Graphique 15 - Évolution de la FBCF des administrations publiques en valeur entre 1978 et 2023

Source : Insee

En faisant l'hypothèse que la croissance de la FBCF des collectivités territoriales suit la même dynamique que la croissance de la FBCF en construction de l'ensemble des administrations publiques, les trois années de forte croissance de la FBCF en construction entre 2020 et 2023 conduisent à faire peser une charge importante sur les collectivités territoriales dont les ressources augmentent à un rythme plus contenu.

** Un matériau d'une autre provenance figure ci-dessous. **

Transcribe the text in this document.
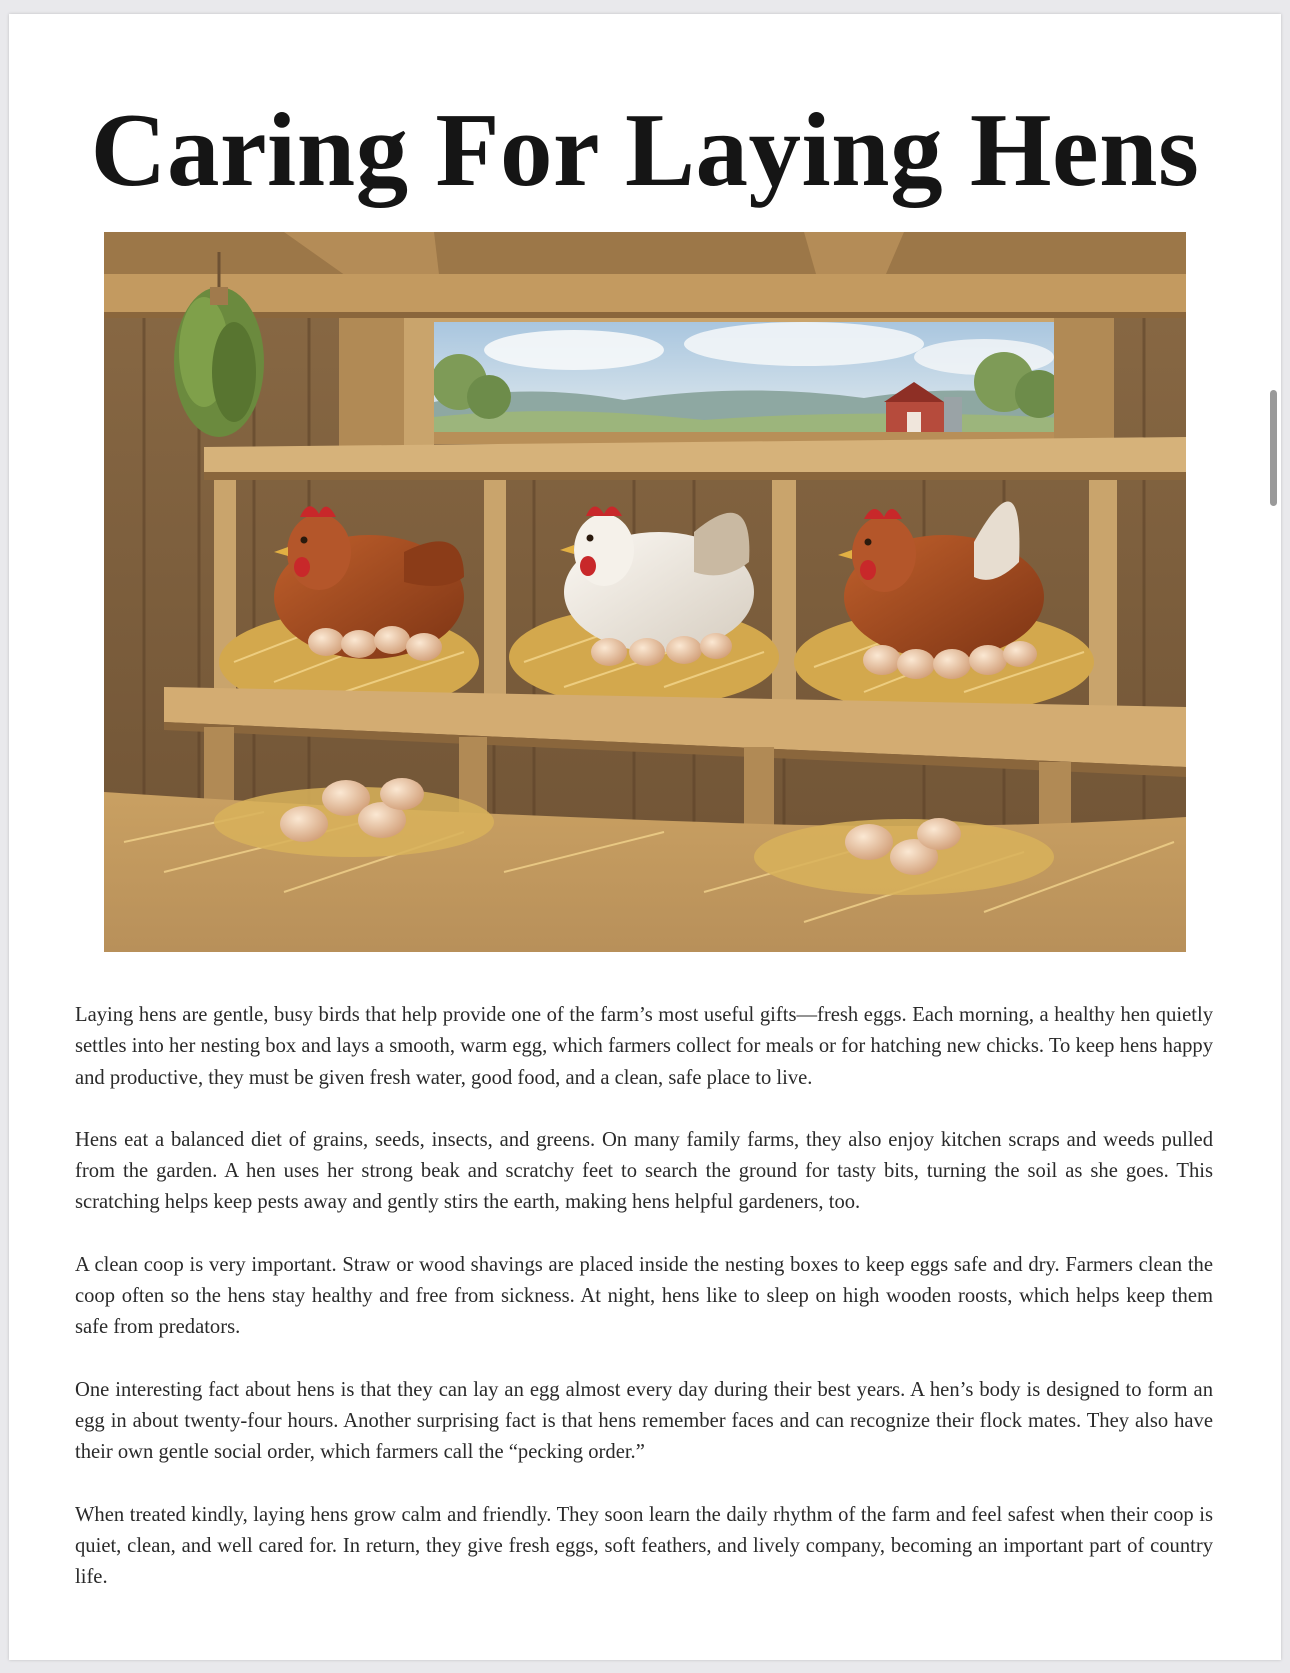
Caring For Laying Hens

Laying hens are gentle, busy birds that help provide one of the farm’s most useful gifts—fresh eggs. Each morning, a healthy hen quietly settles into her nesting box and lays a smooth, warm egg, which farmers collect for meals or for hatching new chicks. To keep hens happy and productive, they must be given fresh water, good food, and a clean, safe place to live.

Hens eat a balanced diet of grains, seeds, insects, and greens. On many family farms, they also enjoy kitchen scraps and weeds pulled from the garden. A hen uses her strong beak and scratchy feet to search the ground for tasty bits, turning the soil as she goes. This scratching helps keep pests away and gently stirs the earth, making hens helpful gardeners, too.

A clean coop is very important. Straw or wood shavings are placed inside the nesting boxes to keep eggs safe and dry. Farmers clean the coop often so the hens stay healthy and free from sickness. At night, hens like to sleep on high wooden roosts, which helps keep them safe from predators.

One interesting fact about hens is that they can lay an egg almost every day during their best years. A hen’s body is designed to form an egg in about twenty-four hours. Another surprising fact is that hens remember faces and can recognize their flock mates. They also have their own gentle social order, which farmers call the “pecking order.”

When treated kindly, laying hens grow calm and friendly. They soon learn the daily rhythm of the farm and feel safest when their coop is quiet, clean, and well cared for. In return, they give fresh eggs, soft feathers, and lively company, becoming an important part of country life.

La croissance de la FBCF en valeur peut être décomposée en :

· une composante en volume, correspondant à la progression de l'investissement en termes réels ;

· une composante en prix, ou déflateur, qui reflète l'évolution de la FBCF en construction à volume donné.

Le prix de l'investissement en construction des administrations publiques a progressé à un rythme plus soutenu que celui de l'ensemble de la FBCF. Ainsi, en 2022, Il a enregistré une hausse de +10,4 %, contre +6,2 % pour l'ensemble de la FBCF.

Plus largement, le délateur de la FBCF en construction des APU se révèle être plus dynamique que celui de l'ensemble de la FBCF sur la quasi-totalité de la période observée depuis 1990. Plusieurs facteurs, dont les normes qui pèsent sur le secteur pourraient expliquer cet écart de dynamique sur longue période, sans qu'il soit possible de les quantifier (cf. III. B).

Graphique 16 - Évolution du prix de la FBCF des APU en construction et de la FBCF totale

Source : Insee

Entre 2005 et 2020, le prix de l'investissement en construction des administrations publiques a augmenté à un rythme comparable à celui des entreprises non financières.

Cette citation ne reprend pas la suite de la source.